Wireless Configuration 6 - 61
6.3 Radio QoS Policy
Without a dedicated QoS policy, a network operates on a best-effort delivery basis, meaning all traffic has equal priority
and an equal chance of being delivered in a timely manner. When congestion occurs, all traffic has an equal chance of
being dropped!
When configuring a QoS policy for a radio, select specific network traffic, prioritize it, and use congestion-management
and congestion-avoidance techniques to provide deployment cusomizations best suited to each QoS policy’s intended
wireless client base.
Motorola Solutions Access Point radios and wireless clients support several
Quality of Service
(QoS) techniques enabling
real-time applications (such as voice and video) to co-exist simultaneously with lower priority background applications
(such as Web, Email and file transfers). A well designed QoS policy should:
• Classify and mark data traffic to accurately prioritize and segregate it (by access category) throughout the network.
• Minimize the network delay and jitter for latency sensitive traffic.
• Ensure high priority traffic has a better likelihood of delivery in the event of network congestion.

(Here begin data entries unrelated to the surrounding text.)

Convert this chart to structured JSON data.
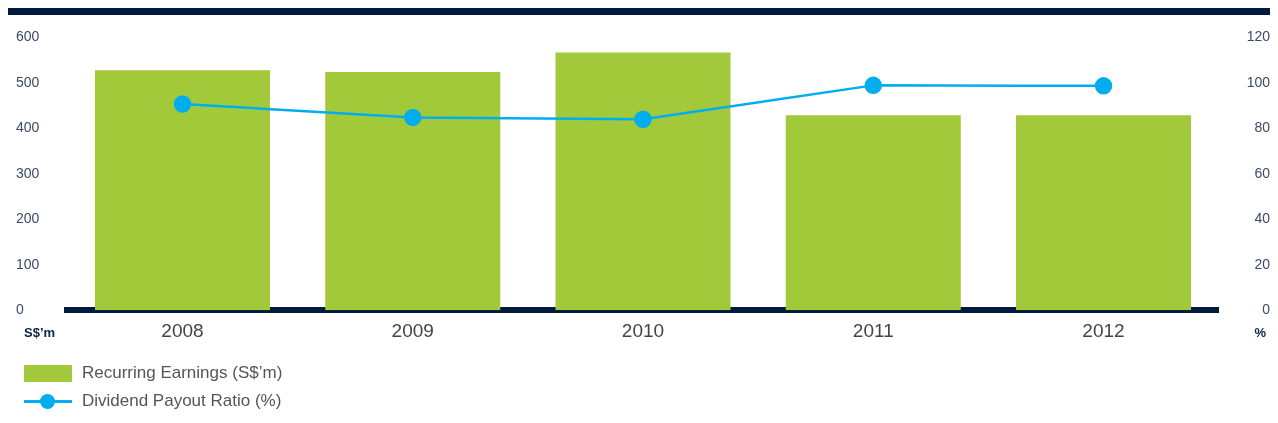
{
  "chart_data": {
    "type": "bar",
    "categories": [
      "2008",
      "2009",
      "2010",
      "2011",
      "2012"
    ],
    "series": [
      {
        "name": "Recurring Earnings (S$’m)",
        "color": "#a2c93a",
        "values": [
          528,
          524,
          567,
          429,
          429
        ]
      },
      {
        "name": "Dividend Payout Ratio (%)",
        "type": "line",
        "axis": "y2",
        "color": "#00aeef",
        "values": [
          90.7,
          84.8,
          84.0,
          98.9,
          98.7
        ]
      }
    ],
    "ylabel": "S$’m",
    "y2label": "%",
    "ylim": [
      0,
      600
    ],
    "yticks": [
      0,
      100,
      200,
      300,
      400,
      500,
      600
    ],
    "y2lim": [
      0,
      120
    ],
    "y2ticks": [
      0,
      20,
      40,
      60,
      80,
      100,
      120
    ],
    "marker": "circle",
    "legend": "bottom left"
  }
}
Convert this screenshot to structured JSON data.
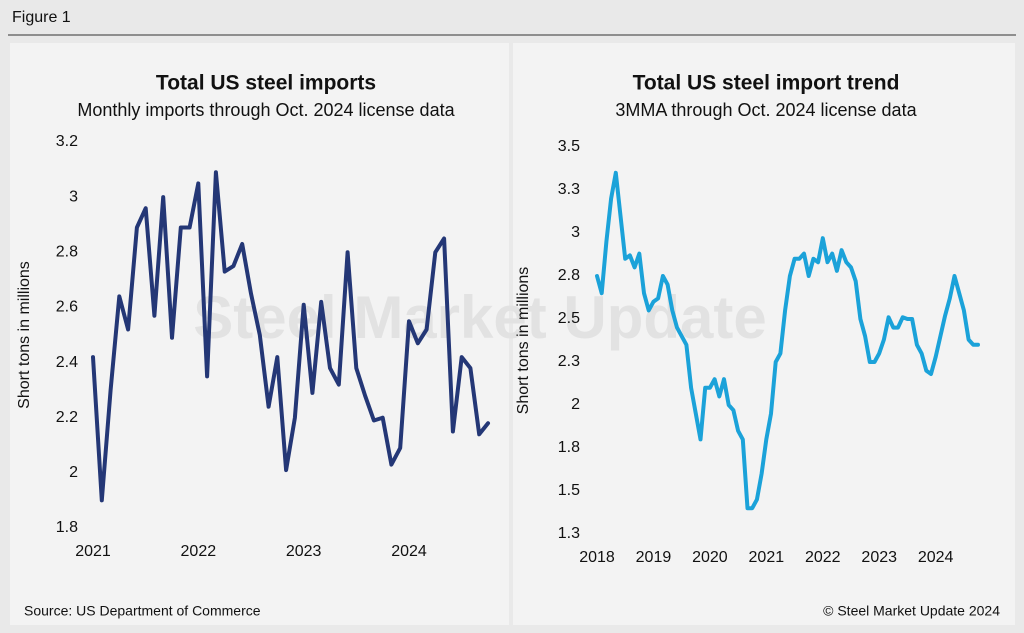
{
  "figure_label": "Figure 1",
  "source": "Source: US Department of Commerce",
  "credit": "© Steel Market Update 2024",
  "watermark": "Steel Market Update",
  "chart_data": [
    {
      "type": "line",
      "title": "Total US steel imports",
      "subtitle": "Monthly imports through Oct. 2024 license data",
      "ylabel": "Short tons in millions",
      "color": "#243776",
      "categories": [
        "2021",
        null,
        null,
        null,
        null,
        null,
        null,
        null,
        null,
        null,
        null,
        null,
        "2022",
        null,
        null,
        null,
        null,
        null,
        null,
        null,
        null,
        null,
        null,
        null,
        "2023",
        null,
        null,
        null,
        null,
        null,
        null,
        null,
        null,
        null,
        null,
        null,
        "2024",
        null,
        null,
        null,
        null,
        null,
        null,
        null,
        null,
        null
      ],
      "values": [
        2.42,
        1.9,
        2.3,
        2.64,
        2.52,
        2.89,
        2.96,
        2.57,
        3.0,
        2.49,
        2.89,
        2.89,
        3.05,
        2.35,
        3.09,
        2.73,
        2.75,
        2.83,
        2.65,
        2.5,
        2.24,
        2.42,
        2.01,
        2.2,
        2.61,
        2.29,
        2.62,
        2.38,
        2.32,
        2.8,
        2.38,
        2.28,
        2.19,
        2.2,
        2.03,
        2.09,
        2.55,
        2.47,
        2.52,
        2.8,
        2.85,
        2.15,
        2.42,
        2.38,
        2.14,
        2.18
      ],
      "ylim": [
        1.8,
        3.2
      ],
      "yticks": [
        1.8,
        2.0,
        2.2,
        2.4,
        2.6,
        2.8,
        3.0,
        3.2
      ]
    },
    {
      "type": "line",
      "title": "Total US steel import trend",
      "subtitle": "3MMA through Oct. 2024 license data",
      "ylabel": "Short tons in millions",
      "color": "#1ba2d9",
      "categories": [
        "2018",
        null,
        null,
        null,
        null,
        null,
        null,
        null,
        null,
        null,
        null,
        null,
        "2019",
        null,
        null,
        null,
        null,
        null,
        null,
        null,
        null,
        null,
        null,
        null,
        "2020",
        null,
        null,
        null,
        null,
        null,
        null,
        null,
        null,
        null,
        null,
        null,
        "2021",
        null,
        null,
        null,
        null,
        null,
        null,
        null,
        null,
        null,
        null,
        null,
        "2022",
        null,
        null,
        null,
        null,
        null,
        null,
        null,
        null,
        null,
        null,
        null,
        "2023",
        null,
        null,
        null,
        null,
        null,
        null,
        null,
        null,
        null,
        null,
        null,
        "2024",
        null,
        null,
        null,
        null,
        null,
        null,
        null,
        null,
        null
      ],
      "values": [
        2.75,
        2.65,
        2.95,
        3.2,
        3.35,
        3.1,
        2.85,
        2.87,
        2.8,
        2.88,
        2.65,
        2.55,
        2.6,
        2.62,
        2.75,
        2.7,
        2.55,
        2.45,
        2.4,
        2.35,
        2.1,
        1.95,
        1.8,
        2.1,
        2.1,
        2.15,
        2.05,
        2.15,
        2.0,
        1.97,
        1.85,
        1.8,
        1.4,
        1.4,
        1.45,
        1.6,
        1.8,
        1.95,
        2.25,
        2.3,
        2.55,
        2.75,
        2.85,
        2.85,
        2.88,
        2.75,
        2.85,
        2.83,
        2.97,
        2.83,
        2.88,
        2.78,
        2.9,
        2.83,
        2.8,
        2.72,
        2.5,
        2.4,
        2.25,
        2.25,
        2.3,
        2.38,
        2.51,
        2.45,
        2.45,
        2.51,
        2.5,
        2.5,
        2.35,
        2.3,
        2.2,
        2.18,
        2.28,
        2.4,
        2.52,
        2.62,
        2.75,
        2.65,
        2.55,
        2.38,
        2.35,
        2.35
      ],
      "ylim": [
        1.25,
        3.5
      ],
      "yticks": [
        {
          "value": 1.25,
          "label": "1.3"
        },
        1.5,
        {
          "value": 1.75,
          "label": "1.8"
        },
        2.0,
        {
          "value": 2.25,
          "label": "2.3"
        },
        2.5,
        {
          "value": 2.75,
          "label": "2.8"
        },
        3.0,
        {
          "value": 3.25,
          "label": "3.3"
        },
        3.5
      ]
    }
  ]
}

• Prevent the ineffective utilization of access points degrading session quality by configuring admission control
mechanisms within each radio QoS policy
Within a Motorola Solutions wireless network, wireless clients supporting low and high priority traffic contend with one
another for data resources. The IEEE 802.11e amendment has defined
Enhanced Distributed Channel Access
(EDCA)
mechanisms stating high priority traffic can access the network sooner then lower priority traffic. The EDCA defines four
traffic classes (or access categories); voice (highest), video (next highest), best effort and background (lowest).The EDCA
has defined a time interval for each traffic class, known as the
Transmit Opportunity
(TXOP). The TXOP prevents traffic of
a higher priority from completely dominating the wireless medium, thus ensuring lower priority traffic is still supported by
connected radios.
IEEE 802.11e includes an advanced power saving technique called
Unscheduled Automatic Power Save Delivery
(U-APSD)
that provides a mechanism for wireless clients to retrieve packets buffered by an access point. U-APSD reduces the
amount of signaling frames sent from a client to retrieve buffered data from an access point. U-APSD also allows access
points to deliver buffered data frames as
bursts
, without backing-off between data frames. These improvements are
useful for voice clients, as they improve battery life and call quality.
The Wi-Fi alliance has created
Wireless Multimedia
(WMM) and
WMM Power Save
(WMM-PS) certification programs
to ensure interoperability between 802.11e WLAN infrastructure implementations and wireless clients. An access point
managed wireless network supports both WMM and WMM-Power Save techniques. WMM and WMM-PS (U-APSD) are
enabled by default in each WLAN profile.
Enabling WMM support on a WLAN just advertises the WLAN’s WMM capability and radio configuration to wireless
clients. The wireless clients must be also able to support WMM and use the values correctly while accessing WLAN to
benefit.
WMM includes advanced parameters (CWMin, CWMax, AIFSN and TXOP) specifing back-off duration and inter-frame
spacing when accessing the network. These parameters are relevant to both connected access point radios and their
wireless clients. Parameters impacting access point transmissions to their clients are controlled using per radio WMM
settings, while parameters used by wireless clients are controlled by a WLAN’s WMM settings.
Access points support static QoS mechanisms per WLAN to provide prioritization of WLAN traffic when legacy (non
WMM) clients are deployed. An access point allows flexible WLAN mapping with a static WMM access control value.